Now, a new dawn of corruption fight in Nigeria, but can Farida match up her words with actions?
The current fight against corruption in Nigeria seems to be attaining a more credible level if the words of the anti-graft Agency Chairman, Farida Waziri are anything to go by.
She has decided to bite rather than bark in a new effort to confront corrupt practices involving Nigerians and their foreign collaborators.
Waziri has threatened to pursue with vigour foreign nationals in Nigeria who encourage bribery and corruption and on whose back many Nigerians ride to carry out their destructive activities against the nation.
It is a step that has drawn accolade across the world as the lady of courage determines to sanitize Nigeria of corruption and usher in an new era of probity and accountability, especially within the government establishments.
Farida on Tuesday accused some foreign companies of encouraging corruption by offering bribes to secure contracts in the country.
In an official statement, the anti graft Agency head said:” Both the givers and receivers are guilty and must answer charges,”
The Economic and Financial Crimes Commission (EFCC) quoted Farida Waziri as promising a new era of confrontation against foreigners who encourage corrupt practices in the country.
The EFCC boss also said that a team has been set up to probe all illegally-acquired assets by all sections of Nigeria public office holders, warning that such assets would be seized if owners could not explain how they come about them.

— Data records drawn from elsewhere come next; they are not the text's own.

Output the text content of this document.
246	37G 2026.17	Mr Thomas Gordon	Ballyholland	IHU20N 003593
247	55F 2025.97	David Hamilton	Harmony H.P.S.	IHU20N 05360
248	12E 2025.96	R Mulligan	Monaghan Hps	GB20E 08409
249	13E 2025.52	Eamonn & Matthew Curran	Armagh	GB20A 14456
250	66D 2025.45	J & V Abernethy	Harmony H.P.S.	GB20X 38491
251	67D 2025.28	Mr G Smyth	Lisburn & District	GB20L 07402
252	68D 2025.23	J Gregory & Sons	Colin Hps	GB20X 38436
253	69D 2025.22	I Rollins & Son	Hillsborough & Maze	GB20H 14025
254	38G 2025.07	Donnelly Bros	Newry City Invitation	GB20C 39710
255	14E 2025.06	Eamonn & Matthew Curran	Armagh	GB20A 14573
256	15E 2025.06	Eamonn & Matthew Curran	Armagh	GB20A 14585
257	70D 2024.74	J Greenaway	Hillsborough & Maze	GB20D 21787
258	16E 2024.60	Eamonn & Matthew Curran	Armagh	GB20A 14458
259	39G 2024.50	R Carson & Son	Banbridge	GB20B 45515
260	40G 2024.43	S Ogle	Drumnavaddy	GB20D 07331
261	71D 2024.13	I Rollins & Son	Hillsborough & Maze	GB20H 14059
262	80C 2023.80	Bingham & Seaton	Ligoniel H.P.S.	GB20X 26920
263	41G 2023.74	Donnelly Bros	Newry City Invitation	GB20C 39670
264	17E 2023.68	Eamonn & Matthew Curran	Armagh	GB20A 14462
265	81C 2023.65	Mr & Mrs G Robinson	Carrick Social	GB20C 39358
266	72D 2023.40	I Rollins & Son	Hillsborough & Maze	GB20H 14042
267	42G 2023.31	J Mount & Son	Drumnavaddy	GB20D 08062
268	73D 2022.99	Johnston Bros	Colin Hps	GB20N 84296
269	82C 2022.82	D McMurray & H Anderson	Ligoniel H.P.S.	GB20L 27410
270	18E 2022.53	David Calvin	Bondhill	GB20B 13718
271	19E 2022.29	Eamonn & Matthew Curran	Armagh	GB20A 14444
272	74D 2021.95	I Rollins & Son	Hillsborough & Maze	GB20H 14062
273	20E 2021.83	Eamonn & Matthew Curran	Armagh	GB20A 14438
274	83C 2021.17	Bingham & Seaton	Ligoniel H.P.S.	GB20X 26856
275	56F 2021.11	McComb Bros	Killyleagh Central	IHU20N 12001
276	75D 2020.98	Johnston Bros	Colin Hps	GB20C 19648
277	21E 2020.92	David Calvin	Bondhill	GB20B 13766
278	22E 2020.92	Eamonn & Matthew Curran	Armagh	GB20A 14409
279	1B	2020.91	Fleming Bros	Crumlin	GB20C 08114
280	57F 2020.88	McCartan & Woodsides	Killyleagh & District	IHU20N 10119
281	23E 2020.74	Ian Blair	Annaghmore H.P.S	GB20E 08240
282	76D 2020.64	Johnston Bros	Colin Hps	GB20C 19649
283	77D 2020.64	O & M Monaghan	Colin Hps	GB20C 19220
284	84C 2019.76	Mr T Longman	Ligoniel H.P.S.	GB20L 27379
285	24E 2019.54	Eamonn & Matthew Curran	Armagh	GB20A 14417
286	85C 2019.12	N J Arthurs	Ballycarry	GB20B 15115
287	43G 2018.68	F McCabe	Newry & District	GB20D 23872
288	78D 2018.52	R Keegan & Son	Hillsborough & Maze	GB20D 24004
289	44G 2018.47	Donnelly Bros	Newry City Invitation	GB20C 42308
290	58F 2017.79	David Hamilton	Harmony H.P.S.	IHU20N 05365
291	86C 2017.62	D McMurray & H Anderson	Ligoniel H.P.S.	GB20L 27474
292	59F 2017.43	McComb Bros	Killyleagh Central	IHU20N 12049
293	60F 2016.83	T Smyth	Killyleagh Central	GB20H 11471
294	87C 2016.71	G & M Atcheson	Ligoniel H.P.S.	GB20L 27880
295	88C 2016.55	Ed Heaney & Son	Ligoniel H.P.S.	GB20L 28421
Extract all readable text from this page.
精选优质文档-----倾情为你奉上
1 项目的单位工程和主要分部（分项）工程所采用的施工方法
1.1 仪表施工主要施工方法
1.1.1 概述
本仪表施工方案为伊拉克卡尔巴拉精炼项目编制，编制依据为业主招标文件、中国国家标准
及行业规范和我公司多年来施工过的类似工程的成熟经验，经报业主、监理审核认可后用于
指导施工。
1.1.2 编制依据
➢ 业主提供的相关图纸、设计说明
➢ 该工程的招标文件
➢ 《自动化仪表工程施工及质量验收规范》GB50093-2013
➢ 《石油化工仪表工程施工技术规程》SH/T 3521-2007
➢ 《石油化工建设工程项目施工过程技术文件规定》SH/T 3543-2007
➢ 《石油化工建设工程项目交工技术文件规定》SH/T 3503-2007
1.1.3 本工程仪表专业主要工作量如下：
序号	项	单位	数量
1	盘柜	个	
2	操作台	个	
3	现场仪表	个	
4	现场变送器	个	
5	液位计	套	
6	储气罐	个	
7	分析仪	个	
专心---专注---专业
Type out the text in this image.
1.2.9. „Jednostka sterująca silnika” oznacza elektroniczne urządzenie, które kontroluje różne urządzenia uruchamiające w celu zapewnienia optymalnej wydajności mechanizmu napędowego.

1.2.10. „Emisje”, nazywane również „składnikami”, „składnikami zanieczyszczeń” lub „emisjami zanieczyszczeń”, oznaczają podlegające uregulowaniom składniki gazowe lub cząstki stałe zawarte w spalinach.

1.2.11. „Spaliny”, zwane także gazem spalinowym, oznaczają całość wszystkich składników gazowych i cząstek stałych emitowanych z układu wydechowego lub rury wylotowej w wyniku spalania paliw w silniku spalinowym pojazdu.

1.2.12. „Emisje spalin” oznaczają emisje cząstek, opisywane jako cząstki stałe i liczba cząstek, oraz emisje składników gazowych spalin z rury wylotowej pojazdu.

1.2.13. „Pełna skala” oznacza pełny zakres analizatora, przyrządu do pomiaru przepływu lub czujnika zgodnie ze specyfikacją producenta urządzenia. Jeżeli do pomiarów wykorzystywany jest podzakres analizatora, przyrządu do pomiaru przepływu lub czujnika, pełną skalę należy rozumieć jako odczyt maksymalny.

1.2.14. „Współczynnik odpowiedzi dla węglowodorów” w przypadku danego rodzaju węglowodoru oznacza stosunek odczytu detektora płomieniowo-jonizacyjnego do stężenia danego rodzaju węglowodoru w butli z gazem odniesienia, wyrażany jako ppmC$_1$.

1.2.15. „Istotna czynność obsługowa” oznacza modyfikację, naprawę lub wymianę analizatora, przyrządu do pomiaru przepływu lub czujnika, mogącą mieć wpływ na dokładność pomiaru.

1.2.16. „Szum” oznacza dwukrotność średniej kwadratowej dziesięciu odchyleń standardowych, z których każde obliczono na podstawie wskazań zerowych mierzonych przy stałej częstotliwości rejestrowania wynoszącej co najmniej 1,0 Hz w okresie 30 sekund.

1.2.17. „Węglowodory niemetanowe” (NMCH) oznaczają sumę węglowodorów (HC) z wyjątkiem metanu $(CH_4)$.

“We promise they will forfeit them to government”, she said in the statement.
Waziri’s comments came as her agency began to quiz several former Nigerian ministers and other officials suspected of taking bribes from the German industrial conglomerate Siemens. Former communications minister Mohammed Haliru Bello was questioned on Monday by EFCC agents.
Two other former communications ministers, Tajudeen Olanrewaju and Cornelius Adebayo, were also due to meet with investigators soon, an EFCC spokesman said. Ten other former government officials were due for questioning this week and the EFCC also plans to quiz former officials from the state power firm PHCN and telecommunication company NITEL .
PHCN has specially been fingered as a haven of corruption, back-hander and unofficial contractors for heavy duty power generators foreign importers.
Siemens agreed in 2008 to pay US and German authorities nearly one billion euros in fines to settle charges related to the bribery scandal, with the company acknowledging that up to 1.3 billion euros may have been used illegally to win foreign contracts across the globe.
The German company paid 10 million euros in bribes to Nigerian officials, including communications ministers, between 2001 and 2004, according to court documents reported by the Wall Street Journal Europe.
In December 2007, Nigeria cancelled a million-dollar power contract with Siemens and banned it from bidding for other contracts until the end of the graft probe.
Nigeria has also sought help from the United States to prosecute officials indicted in a multi-million dollar bribery scandal involving US giant Halliburton and three former heads of state.
It is believed that with current revelations and EFCC determination to hold the bull by the horn without consideration for highly placed individuals, Nigeria may have struck it lucky with a new direction for development and unabated progress.
“The bane of our progress has been corruption and if Farida Waziri goes by her words, she would be carving a new cliché for herself as an heroine who put Nigeria on the new stairs of progressive altitude”, a legal practitioner said in London on Tuesday.